Again, I felt helpless. I hoped that I would be spared from that feeling - at least for a while. I wasn't.
Exactly a week later while travelling to work red and blue lights began flashing on the horizon. A cyclist had been hit off his bike on his daily commute to work and later died in Waikato Hospital.
In my job I have seen grown men cry and I have listened to people who have felt grief in every fibre of their being.
But nothing prepared me for the sight of emergency staff desperately trying to save a person's life.
Today, we report that 26 people in the Bay of Plenty police district have died on the roads this year.
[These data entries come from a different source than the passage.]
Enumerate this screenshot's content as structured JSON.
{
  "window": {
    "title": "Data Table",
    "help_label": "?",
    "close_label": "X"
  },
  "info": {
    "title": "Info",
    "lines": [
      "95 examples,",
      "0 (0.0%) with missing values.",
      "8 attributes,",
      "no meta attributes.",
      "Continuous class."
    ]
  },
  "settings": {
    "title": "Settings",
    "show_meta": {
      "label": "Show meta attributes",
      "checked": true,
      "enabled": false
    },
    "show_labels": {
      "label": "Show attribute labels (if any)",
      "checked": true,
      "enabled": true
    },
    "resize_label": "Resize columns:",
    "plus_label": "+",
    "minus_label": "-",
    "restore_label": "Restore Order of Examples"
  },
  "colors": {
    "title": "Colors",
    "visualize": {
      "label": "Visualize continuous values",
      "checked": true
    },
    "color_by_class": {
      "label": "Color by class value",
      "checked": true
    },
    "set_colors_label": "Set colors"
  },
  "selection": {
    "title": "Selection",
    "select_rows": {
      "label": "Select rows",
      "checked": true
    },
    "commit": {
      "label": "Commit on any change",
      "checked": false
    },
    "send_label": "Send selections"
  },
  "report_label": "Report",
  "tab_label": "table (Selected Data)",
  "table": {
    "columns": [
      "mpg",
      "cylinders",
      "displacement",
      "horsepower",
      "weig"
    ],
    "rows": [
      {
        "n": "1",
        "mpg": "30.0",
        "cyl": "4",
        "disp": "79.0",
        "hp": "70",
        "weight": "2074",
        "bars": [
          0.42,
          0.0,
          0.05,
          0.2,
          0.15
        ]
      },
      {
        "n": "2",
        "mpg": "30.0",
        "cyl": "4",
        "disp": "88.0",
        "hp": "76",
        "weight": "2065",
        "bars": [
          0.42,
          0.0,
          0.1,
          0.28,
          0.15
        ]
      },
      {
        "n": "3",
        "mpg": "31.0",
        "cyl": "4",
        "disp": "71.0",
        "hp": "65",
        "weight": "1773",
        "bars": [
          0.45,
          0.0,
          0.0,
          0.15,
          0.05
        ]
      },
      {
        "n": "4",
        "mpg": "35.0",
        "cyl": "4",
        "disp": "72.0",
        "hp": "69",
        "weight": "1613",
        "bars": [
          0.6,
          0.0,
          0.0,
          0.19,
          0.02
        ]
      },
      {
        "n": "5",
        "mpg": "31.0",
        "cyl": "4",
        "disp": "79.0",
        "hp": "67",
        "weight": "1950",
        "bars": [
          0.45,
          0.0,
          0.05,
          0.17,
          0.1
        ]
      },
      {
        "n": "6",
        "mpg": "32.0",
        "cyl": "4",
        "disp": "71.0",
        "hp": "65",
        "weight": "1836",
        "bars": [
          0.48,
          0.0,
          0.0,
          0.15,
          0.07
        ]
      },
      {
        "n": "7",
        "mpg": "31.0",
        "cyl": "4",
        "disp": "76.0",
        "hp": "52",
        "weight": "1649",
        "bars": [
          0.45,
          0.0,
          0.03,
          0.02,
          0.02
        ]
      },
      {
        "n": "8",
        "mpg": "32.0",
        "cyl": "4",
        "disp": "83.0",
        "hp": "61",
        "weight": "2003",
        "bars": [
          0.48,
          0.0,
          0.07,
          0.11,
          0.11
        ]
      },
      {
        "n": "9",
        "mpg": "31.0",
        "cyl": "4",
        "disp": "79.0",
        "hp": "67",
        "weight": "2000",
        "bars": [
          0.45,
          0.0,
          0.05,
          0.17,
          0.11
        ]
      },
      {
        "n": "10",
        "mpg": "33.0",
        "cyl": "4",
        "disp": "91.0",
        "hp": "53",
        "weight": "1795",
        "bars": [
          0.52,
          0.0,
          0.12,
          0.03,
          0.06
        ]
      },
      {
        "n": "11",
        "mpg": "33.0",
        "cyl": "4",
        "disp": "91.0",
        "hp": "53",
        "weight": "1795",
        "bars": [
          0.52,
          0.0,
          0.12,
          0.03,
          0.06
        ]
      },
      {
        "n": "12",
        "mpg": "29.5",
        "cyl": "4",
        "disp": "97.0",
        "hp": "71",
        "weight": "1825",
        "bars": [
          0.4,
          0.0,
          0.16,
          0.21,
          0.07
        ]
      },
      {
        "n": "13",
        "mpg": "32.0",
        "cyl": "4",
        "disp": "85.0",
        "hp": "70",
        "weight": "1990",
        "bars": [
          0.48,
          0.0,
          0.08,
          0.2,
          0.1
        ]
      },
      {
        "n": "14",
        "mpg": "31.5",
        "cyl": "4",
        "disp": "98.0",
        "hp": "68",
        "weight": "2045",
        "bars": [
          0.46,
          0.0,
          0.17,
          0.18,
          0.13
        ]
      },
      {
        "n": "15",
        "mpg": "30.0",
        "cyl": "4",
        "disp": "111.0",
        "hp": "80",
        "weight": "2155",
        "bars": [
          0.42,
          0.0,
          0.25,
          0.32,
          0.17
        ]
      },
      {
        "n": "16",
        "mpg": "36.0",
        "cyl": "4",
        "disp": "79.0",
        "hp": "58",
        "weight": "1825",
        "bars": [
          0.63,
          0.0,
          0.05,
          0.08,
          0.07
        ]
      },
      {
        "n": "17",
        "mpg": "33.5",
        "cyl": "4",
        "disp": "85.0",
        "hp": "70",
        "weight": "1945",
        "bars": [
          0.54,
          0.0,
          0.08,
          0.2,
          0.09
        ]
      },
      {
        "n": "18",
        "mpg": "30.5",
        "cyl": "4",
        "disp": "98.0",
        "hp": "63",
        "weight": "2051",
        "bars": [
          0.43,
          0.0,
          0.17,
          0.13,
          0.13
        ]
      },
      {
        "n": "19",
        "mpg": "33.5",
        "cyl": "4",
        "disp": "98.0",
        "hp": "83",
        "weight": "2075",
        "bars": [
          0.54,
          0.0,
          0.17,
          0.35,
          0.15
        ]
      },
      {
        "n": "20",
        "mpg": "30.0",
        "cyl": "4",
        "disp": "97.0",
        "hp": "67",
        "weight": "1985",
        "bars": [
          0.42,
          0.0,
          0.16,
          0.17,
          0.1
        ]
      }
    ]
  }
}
This is such a waste of life.
Police always tell us we need to pay attention to the road, to drive to the conditions and to never to drive impaired.
Their message has been the same for years, yet the road toll keeps rising.
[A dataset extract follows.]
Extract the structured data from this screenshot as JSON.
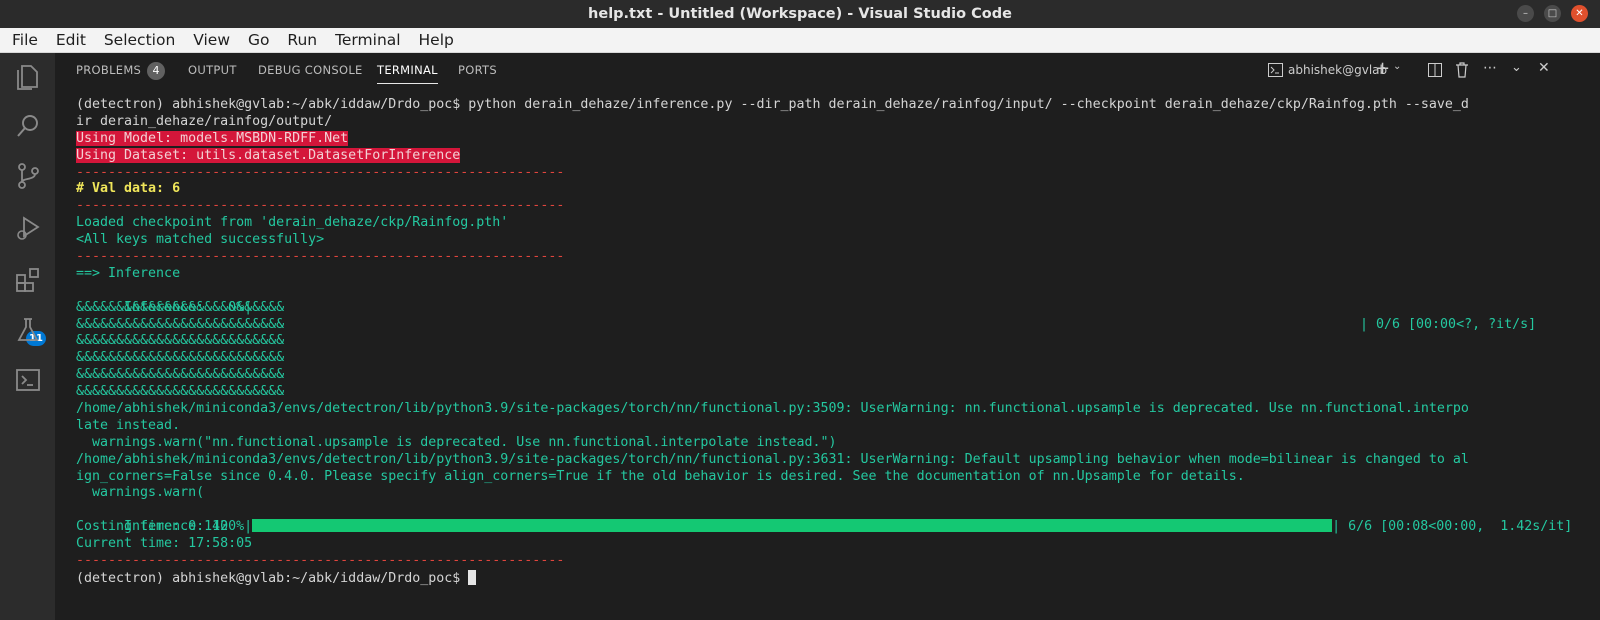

Maybe people should accompany emergency staff to a crash scene or watch as a grieving family comes to identify their loved one.
Maybe they need to watch paramedics as they do everything they can to save someone's life.
Perhaps then, the harsh reality will hit home.
I hope the message sticks and not one more person is just another statistic from the Ministry of Transport's road toll spreadsheet.
As for me - that feeling of hopelessness may never fade but what I can do as a reporter is change that death from a statistic to a story.
I wasn't privileged to know these people, and now I never will be. But as a journalist, I can share their story and show that behind this country's shocking road toll statistics are lives cut tragically short, and families left broken.